The European Union (UN)'s European Commission (EC) has opened yet another probe into Microsoft's business practices. The agency is investigating whether the software giant is attempting to dominate the emerging market for content-rights management. Microsoft and Time Warner plan to acquire a majority stake in ContentGuard Holdings, a company that develops digital protection against content piracy.
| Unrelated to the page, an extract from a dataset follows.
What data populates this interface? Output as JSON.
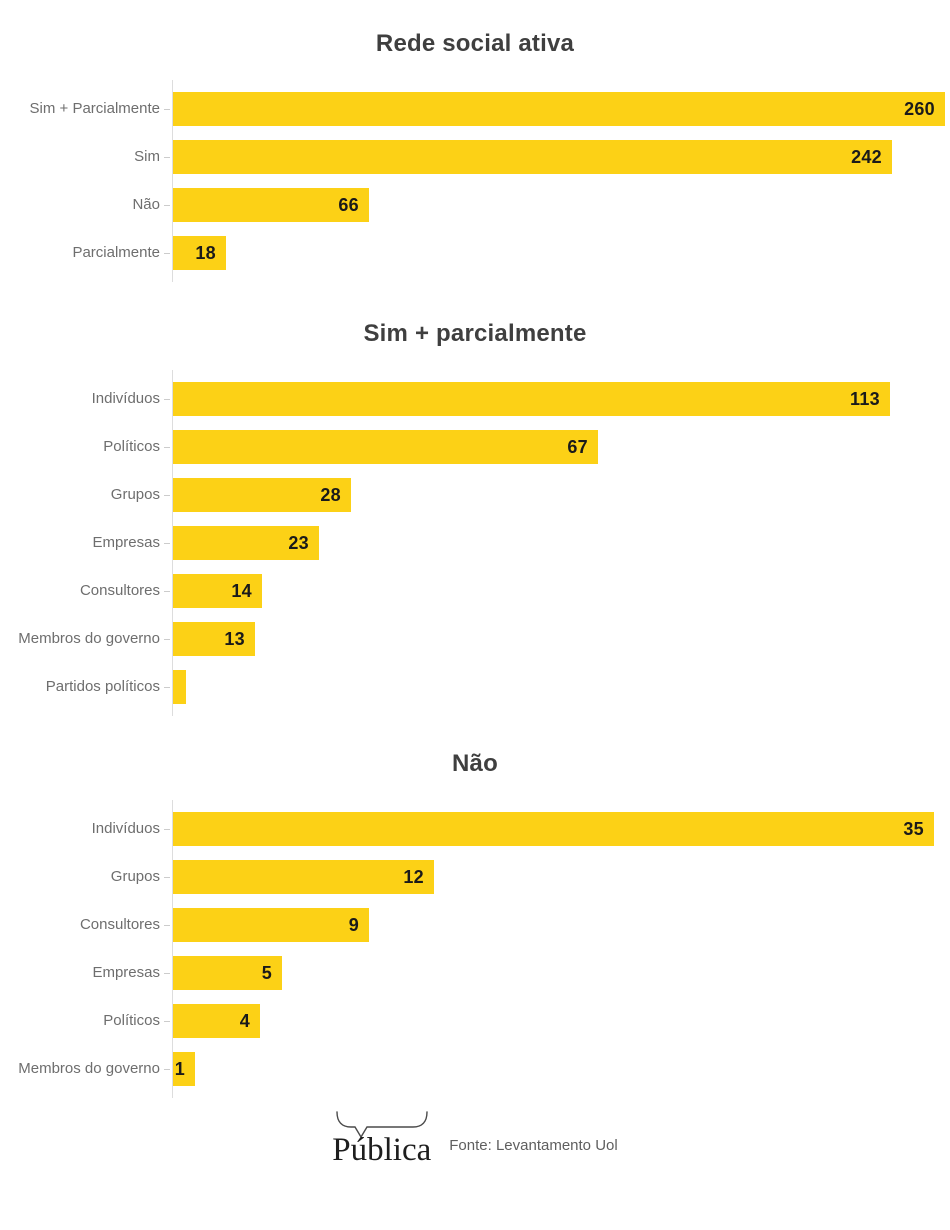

Microsoft already licenses ContentGuard Holdings technology for use in its Digital Rights Management (DRM) software.
"After a preliminary review, it appears to the commission that the transaction might possibly create or strengthen a dominant position by Microsoft in the market for DRM solutions," the EC said in a statement this week. "Under Microsoft's and Time Warner's joint ownership, ContentGuard may have both the incentives and the ability to use its \[intellectual property rights\] portfolio to put Microsoft's rivals in the DRM solutions market at a competitive disadvantage \[and\] could also slow the development of open-interoperability standards."
The agency is investigating whether Microsoft and Time Warner will effectively dominate the emerging rights-management market, thereby killing competition. EC regulators will try to determine which option is better for consumers: a single, dominant rights-management solution or an open-standards-based technology that numerous providers use. US regulatory agencies haven't expressed any interest in mounting a similar investigation.
The EC investigation is expected to last 3 or 4 months. Microsoft and Time Warner have pledged to "fully cooperate" with the investigation. "We understand that this is a complex area," a Microsoft spokesperson said.